Focusing on the costs of an extensive prophylaxis with LET, there are recently published data suggesting that LET is cost-effective compared with PET alone in terms of quality-adjusted life-years [12]. We calculated the costs of 1st year hospital-readmissions in the two ERAs due to transplant-related complications (namely GVHD and/or infections). In our series we did not observe any difference comparing the LET ERA and NO LET ERA. The main reason for this finding is probably represented by the fact that patients in the LET ERA were at higher risk of transplant-related complications, due to higher age and comorbidity index. This may have increased their management costs, and, may have mitigated the advantages of LET prophylaxis in costs reduction due to CMV-csi reduction.

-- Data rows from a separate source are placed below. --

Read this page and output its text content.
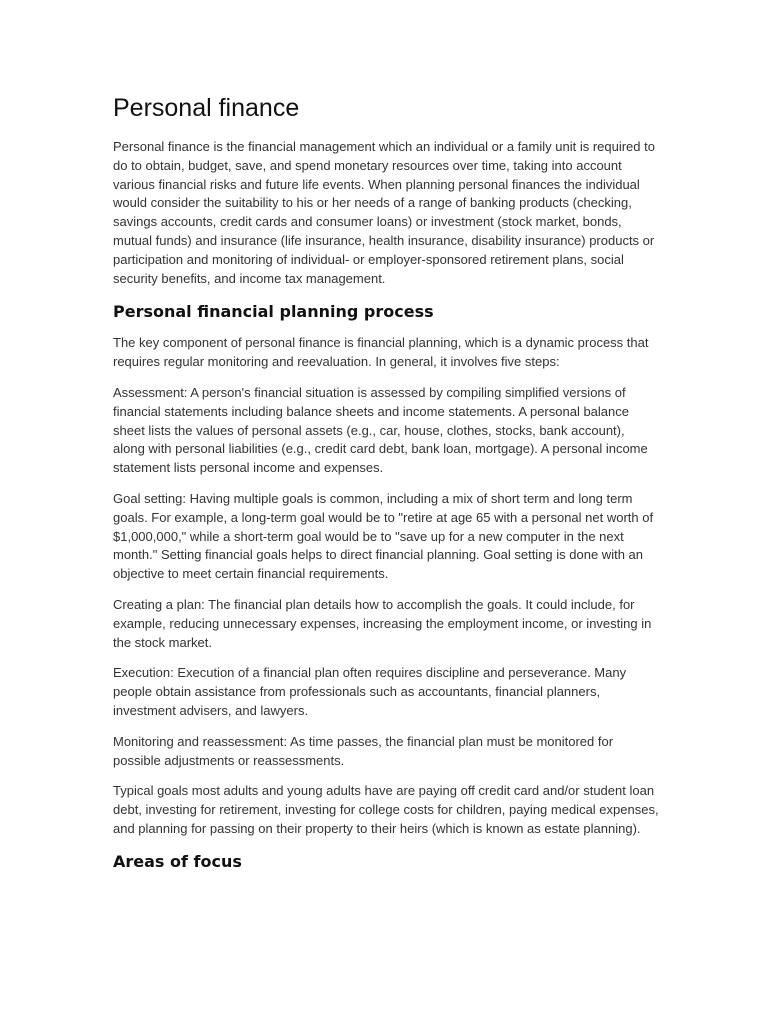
Personal finance

Personal finance is the financial management which an individual or a family unit is required to do to obtain, budget, save, and spend monetary resources over time, taking into account various financial risks and future life events. When planning personal finances the individual would consider the suitability to his or her needs of a range of banking products (checking, savings accounts, credit cards and consumer loans) or investment (stock market, bonds, mutual funds) and insurance (life insurance, health insurance, disability insurance) products or participation and monitoring of individual- or employer-sponsored retirement plans, social security benefits, and income tax management.

Personal financial planning process

The key component of personal finance is financial planning, which is a dynamic process that requires regular monitoring and reevaluation. In general, it involves five steps:

Assessment: A person's financial situation is assessed by compiling simplified versions of financial statements including balance sheets and income statements. A personal balance sheet lists the values of personal assets (e.g., car, house, clothes, stocks, bank account), along with personal liabilities (e.g., credit card debt, bank loan, mortgage). A personal income statement lists personal income and expenses.

Goal setting: Having multiple goals is common, including a mix of short term and long term goals. For example, a long-term goal would be to "retire at age 65 with a personal net worth of $1,000,000," while a short-term goal would be to "save up for a new computer in the next month." Setting financial goals helps to direct financial planning. Goal setting is done with an objective to meet certain financial requirements.

Creating a plan: The financial plan details how to accomplish the goals. It could include, for example, reducing unnecessary expenses, increasing the employment income, or investing in the stock market.

Execution: Execution of a financial plan often requires discipline and perseverance. Many people obtain assistance from professionals such as accountants, financial planners, investment advisers, and lawyers.

Monitoring and reassessment: As time passes, the financial plan must be monitored for possible adjustments or reassessments.

Typical goals most adults and young adults have are paying off credit card and/or student loan debt, investing for retirement, investing for college costs for children, paying medical expenses, and planning for passing on their property to their heirs (which is known as estate planning).

Areas of focus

In conclusion, we confirmed that LET prophylaxis significantly reduces the incidence of CMV-csi (Fig. 1a). Following LET introduction, we also observed a reduction of the incidence of aGVHD, overall cGVHD and moderate/severe cGVHD, and, moreover and for the first time, a significant improvement of the composite transplant outcome of GRFS (Fig. 1b).